JUST before Bob Zoellick was named the top US trade official, there was a brief, but somewhat global, media firestorm over whether he would be a second-class citizen in the new administration.

Rumours were rife that Trade Commissioner Pascal Lamy's former sparring partner in G7 negotiations and one-time deputy chief of staff to Bush senior would find his new post relegated to a sub-cabinet-level rank. The threat proved short-lived as influential members of the House Ways and Means Committee made it clear they were not prepared to see the US Trade Representative lose power - especially with so much sensitive negotiating to be done.

But when Lamy met his old friend and adversary in Washington last week he had good reason to be thankful that Zoellick is calling the shots on trade policy across the water. There is no doubt that personally and ideologically, Zoellick is as committed to global free trade as any Harvard-schooled Republican.

Nevertheless, Lamy knows that his fellow marathon-runner faces tough battles on two fronts if he is to win US support for launching a new round of multilateral trade talks this year.

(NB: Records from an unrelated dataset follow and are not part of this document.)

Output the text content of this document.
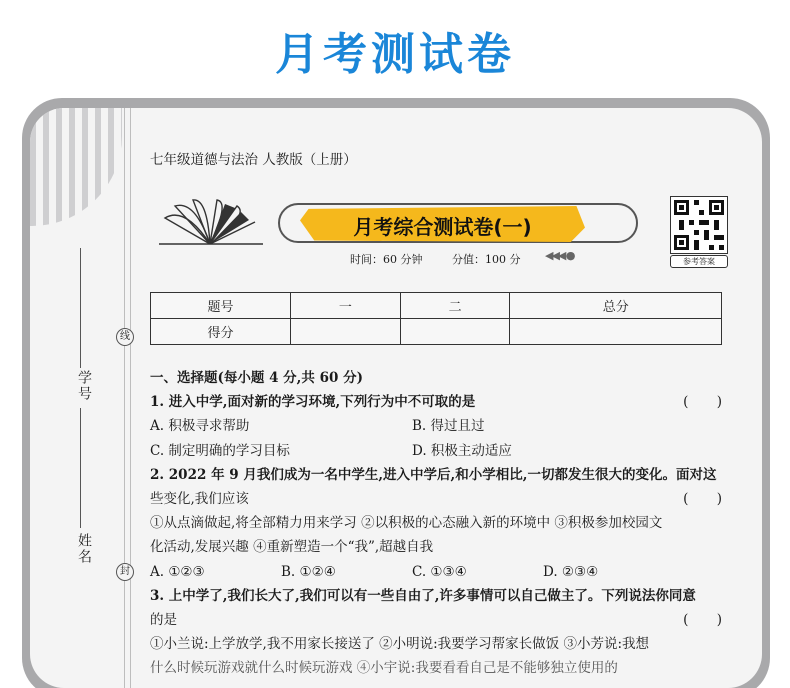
月考测试卷
学号
线
姓名
封
七年级道德与法治 人教版（上册）
月考综合测试卷(一)
时间：60 分钟	分值：100 分	◀◀◀ ●	参考答案
题号	一	二	总分
得分			
一、选择题(每小题 4 分,共 60 分)
1. 进入中学,面对新的学习环境,下列行为中不可取的是	( )
A. 积极寻求帮助	B. 得过且过
C. 制定明确的学习目标	D. 积极主动适应
2. 2022 年 9 月我们成为一名中学生,进入中学后,和小学相比,一切都发生很大的变化。面对这
些变化,我们应该	( )
①从点滴做起,将全部精力用来学习 ②以积极的心态融入新的环境中 ③积极参加校园文
化活动,发展兴趣 ④重新塑造一个“我”,超越自我
A. ①②③	B. ①②④	C. ①③④	D. ②③④
3. 上中学了,我们长大了,我们可以有一些自由了,许多事情可以自己做主了。下列说法你同意
的是	( )
①小兰说:上学放学,我不用家长接送了 ②小明说:我要学习帮家长做饭 ③小芳说:我想
什么时候玩游戏就什么时候玩游戏 ④小宇说:我要看看自己是不能够独立使用的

Zoellick's first job is to convince a sceptical Congress to give a mandate to Bush to negotiate new trade deals. But the fight for the essential Trade Promotion Authority (TPA), which replaces the old Fast Track approval required for the US agreement with Mexico and Canada and the last WTO deal, will be hard.

Zoellick needs bipartisan support in the almost evenly-divided House of Representatives for TPA, meaning he will have to win over quasi-protectionist Democrats convinced that global trade will erode labour standards, for example by encouraging competition from overseas steel and car makers. It is not just the Democrats whom Zoellick will have to square. Leading members of his own administration's party, such as Senator Jesse Helms, see any signing of international trade agreements as a shameful surrendering of US sovereignty. This will increase Bush's reliance on middle-ground lawmakers from both parties, an increasingly endangered species.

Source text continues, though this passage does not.